I'm working on a self-hosted WCF application which runs just fine on my PC; however, when I try running it on a VM hosted locally using VMware Player, the service takes some two minutes to return data, whereas the original request took only a few seconds.
The VM is using 2Gb RAM and dual CPU running Windows Server 2008 R2 (on an 8Gb/quad core host running Windows 7).
Looking at the WCF service trace, I have the following log entries (time/description):
15:41:26.771 From: Processing message 1.
15:41:26.771 Activity boundary.
15:41:26.820 Received a message over a channel.

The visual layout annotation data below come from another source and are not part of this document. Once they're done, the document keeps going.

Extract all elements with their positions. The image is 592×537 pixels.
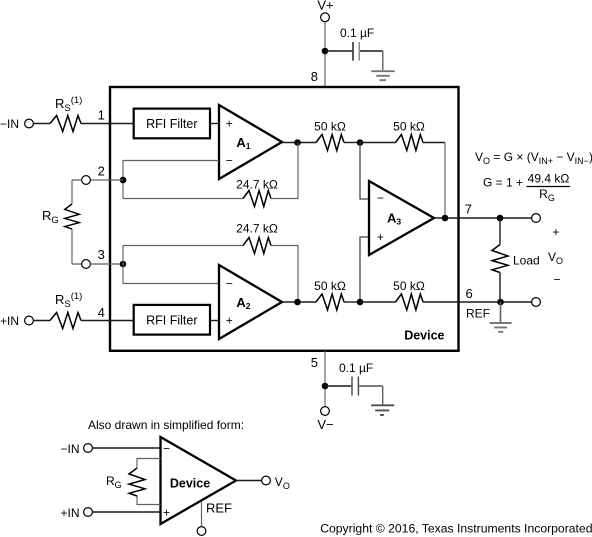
resistor RS1 [50, 116, 81, 132]
wire RFI1 to A1 + [210, 123, 219, 125]
wire node to 50k top-right [360, 142, 396, 144]
svg-text:8: 8 [311, 69, 318, 84]
svg-text:7: 7 [465, 202, 472, 217]
svg-text:−: − [553, 273, 560, 287]
node A2 output junction [294, 299, 301, 306]
node A3 inverting junction [357, 139, 364, 146]
node A3 output junction [442, 215, 449, 222]
svg-text:RFI Filter: RFI Filter [146, 117, 197, 131]
svg-text:−: − [377, 191, 384, 205]
terminal -IN simplified [84, 444, 93, 453]
wire A3 inverting input [360, 143, 369, 200]
resistor RS2 [50, 313, 81, 329]
svg-text:−: − [226, 277, 233, 291]
svg-text:0.1 µF: 0.1 µF [339, 361, 373, 375]
wire A3 non-inverting input [360, 237, 369, 302]
svg-text:RG: RG [539, 187, 555, 203]
svg-text:REF: REF [206, 501, 232, 516]
svg-text:Device: Device [170, 476, 210, 490]
resistor 50k top-right [396, 135, 424, 151]
node junction V- / C2 [322, 383, 329, 390]
svg-text:+: + [163, 506, 170, 520]
ground symbol bottom [371, 405, 394, 415]
resistor 50k bottom-right [396, 294, 424, 310]
wire RFI2 to A2 + [210, 320, 219, 322]
ground symbol top [371, 71, 395, 80]
svg-text:RS(1): RS(1) [55, 291, 82, 310]
node pin2 junction [120, 177, 127, 184]
terminal -IN [25, 119, 34, 128]
svg-text:49.4 kΩ: 49.4 kΩ [528, 172, 570, 186]
svg-text:Device: Device [404, 329, 444, 343]
wire junction to C1 [325, 50, 352, 52]
RFI filter block 2 [134, 305, 210, 335]
svg-text:Load: Load [513, 254, 540, 268]
op-amp A1 [219, 105, 282, 179]
terminal REF [532, 298, 541, 307]
op-amp Device simplified [161, 437, 237, 524]
svg-text:24.7 kΩ: 24.7 kΩ [236, 222, 278, 236]
svg-text:RS(1): RS(1) [55, 95, 82, 114]
wire load bottom [499, 273, 501, 303]
wire A3 feedback vertical [444, 143, 446, 219]
device outer box [110, 87, 459, 351]
svg-text:VO = G × (VIN+ − VIN−): VO = G × (VIN+ − VIN−) [475, 150, 592, 166]
svg-text:50 kΩ: 50 kΩ [314, 120, 346, 134]
wire output simplified [236, 480, 262, 482]
svg-text:1: 1 [98, 108, 105, 123]
wire pin 5 vertical [324, 351, 326, 407]
wire A1 output [282, 142, 316, 144]
svg-text:−: − [226, 153, 233, 167]
svg-text:RG: RG [106, 474, 122, 490]
resistor 50k bottom-left [316, 294, 344, 310]
wire junction to C2 [325, 385, 351, 387]
wire 50k bottom-left to node [344, 301, 360, 303]
node pin3 junction [120, 261, 127, 268]
wire REF simplified [201, 501, 203, 526]
resistor 24.7k A1 [243, 191, 271, 207]
svg-text:V−: V− [317, 417, 333, 432]
svg-text:50 kΩ: 50 kΩ [393, 279, 425, 293]
wire node to 50k bottom-right [360, 301, 396, 303]
svg-text:−IN: −IN [60, 442, 79, 456]
svg-text:5: 5 [311, 355, 318, 370]
wire A2 output [282, 301, 316, 303]
terminal V+ [321, 13, 330, 22]
svg-text:V+: V+ [317, 0, 333, 13]
svg-text:VO: VO [548, 250, 563, 266]
svg-text:G = 1 +: G = 1 + [483, 176, 523, 190]
wire A1 feedback lower [123, 198, 243, 200]
svg-text:4: 4 [98, 305, 105, 320]
wire 24.7k to A2 out [271, 246, 298, 303]
wire C2 to ground [359, 385, 383, 387]
ground symbol REF [490, 323, 512, 332]
resistor 24.7k A2 [243, 238, 271, 254]
terminal VO simplified [262, 476, 271, 485]
op-amp A3 [369, 181, 434, 255]
terminal V- [321, 407, 330, 416]
wire +IN to RS2 [33, 320, 50, 322]
wire pin 6 REF [423, 301, 532, 303]
wire pin 2 [90, 179, 123, 181]
svg-text:+IN: +IN [0, 314, 19, 328]
svg-text:3: 3 [98, 247, 105, 262]
svg-text:+: + [552, 225, 559, 239]
svg-text:+: + [226, 314, 233, 328]
terminal +IN simplified [84, 508, 93, 517]
wire -IN to RS1 [33, 123, 50, 125]
wire pin4 to RFI filter 2 [81, 320, 133, 322]
svg-text:REF: REF [466, 307, 490, 321]
node load junction top [497, 215, 504, 222]
wire REF to ground [500, 302, 502, 322]
wire 24.7k to A1 out [271, 143, 298, 199]
wire pin 3 [90, 263, 123, 265]
svg-text:2: 2 [98, 163, 105, 178]
wire pin1 to RFI filter 1 [81, 123, 133, 125]
wire A2 feedback upper [123, 245, 243, 247]
wire -IN simplified [92, 447, 160, 449]
capacitor C 0.1uF bottom plates [352, 377, 358, 396]
wire 50k top-right to corner [423, 142, 445, 144]
svg-text:VO: VO [275, 475, 290, 491]
svg-text:RG: RG [42, 208, 59, 226]
terminal VO out [532, 214, 541, 223]
svg-text:−IN: −IN [0, 117, 19, 131]
terminal REF simplified [197, 527, 206, 536]
resistor RG external [72, 180, 82, 264]
resistor RG simplified [137, 459, 161, 505]
resistor Load [492, 245, 508, 273]
svg-text:6: 6 [466, 286, 473, 301]
svg-text:+: + [226, 117, 233, 131]
terminal pin 3 [82, 260, 91, 269]
wire C1 to ground [360, 50, 383, 52]
node junction V+ / C1 [322, 48, 329, 55]
wire load top [499, 218, 501, 245]
wire A2 inverting input [123, 246, 219, 284]
terminal pin 2 [82, 176, 91, 185]
wire V+ vertical to pin 8 [324, 22, 326, 87]
wire 50k top-left to node [344, 142, 360, 144]
svg-text:24.7 kΩ: 24.7 kΩ [236, 178, 278, 192]
svg-text:+IN: +IN [60, 506, 79, 520]
wire A1 inverting input [123, 161, 219, 199]
node REF junction [497, 299, 504, 306]
svg-text:Also drawn in simplified form:: Also drawn in simplified form: [88, 418, 244, 432]
svg-text:0.1 µF: 0.1 µF [340, 26, 374, 40]
svg-text:50 kΩ: 50 kΩ [314, 279, 346, 293]
RFI filter block 1 [134, 109, 210, 139]
svg-text:50 kΩ: 50 kΩ [393, 120, 425, 134]
op-amp A2 [219, 265, 282, 339]
wire A3 output to pin 7 [434, 217, 532, 219]
wire +IN simplified [92, 511, 160, 513]
node A3 non-inverting junction [357, 299, 364, 306]
resistor 50k top-left [316, 135, 344, 151]
svg-text:+: + [377, 230, 384, 244]
terminal +IN [25, 316, 34, 325]
node A1 output junction [294, 139, 301, 146]
svg-text:Copyright © 2016, Texas Instru: Copyright © 2016, Texas Instruments Inco… [320, 522, 592, 536]
svg-text:RFI Filter: RFI Filter [146, 314, 197, 328]
svg-text:−: − [163, 442, 170, 456]
capacitor C 0.1uF top plates [352, 42, 354, 61]
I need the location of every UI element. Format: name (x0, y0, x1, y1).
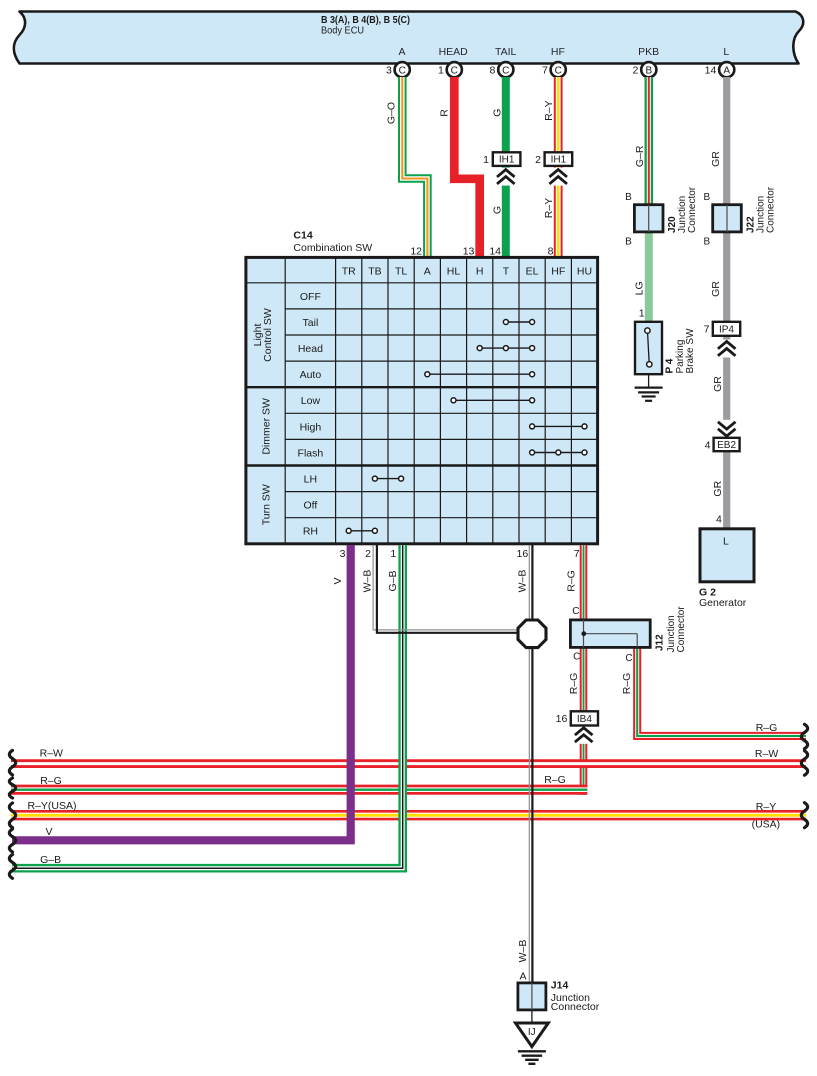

15:41:26.844 ServiceChannel information.
15:41:26.848 Incoming HTTP request to URI 'http://localhost:8000/Sql/Database' matched operation 'GetDatabase'
15:41:26.944 Message Log Trace
15:43:25.775 To: Execute 'MyProject.ISqlService.GetDatabase'
15:43:25.775 Activity boundary.
15:43:25.947 From: Execute 'MyProject.ISqlService.GetDatabase'
15:43:25.947 Activity boundary.
15:43:25.947 Message Log Trace
15:43:26.134 Throwing an exception.
15:43:26.134 RequestContext aborted
15:43:26.134 Activity boundary.
So the two minute delay occurs between receiving the incoming HTTP request and the dispatch to the service implementation. This delays occurs whether the request is the first (thus incurring the usual WCF warm-up penalty) or a subsequent request.
While I appreciate that I'm not going to get bare-metal performance from a VM, I'm still concerned about the dire performance, especially as the client tends to timeout before the end of the two minutes. Is there anything I can do to improve matters? It's making testing very difficult.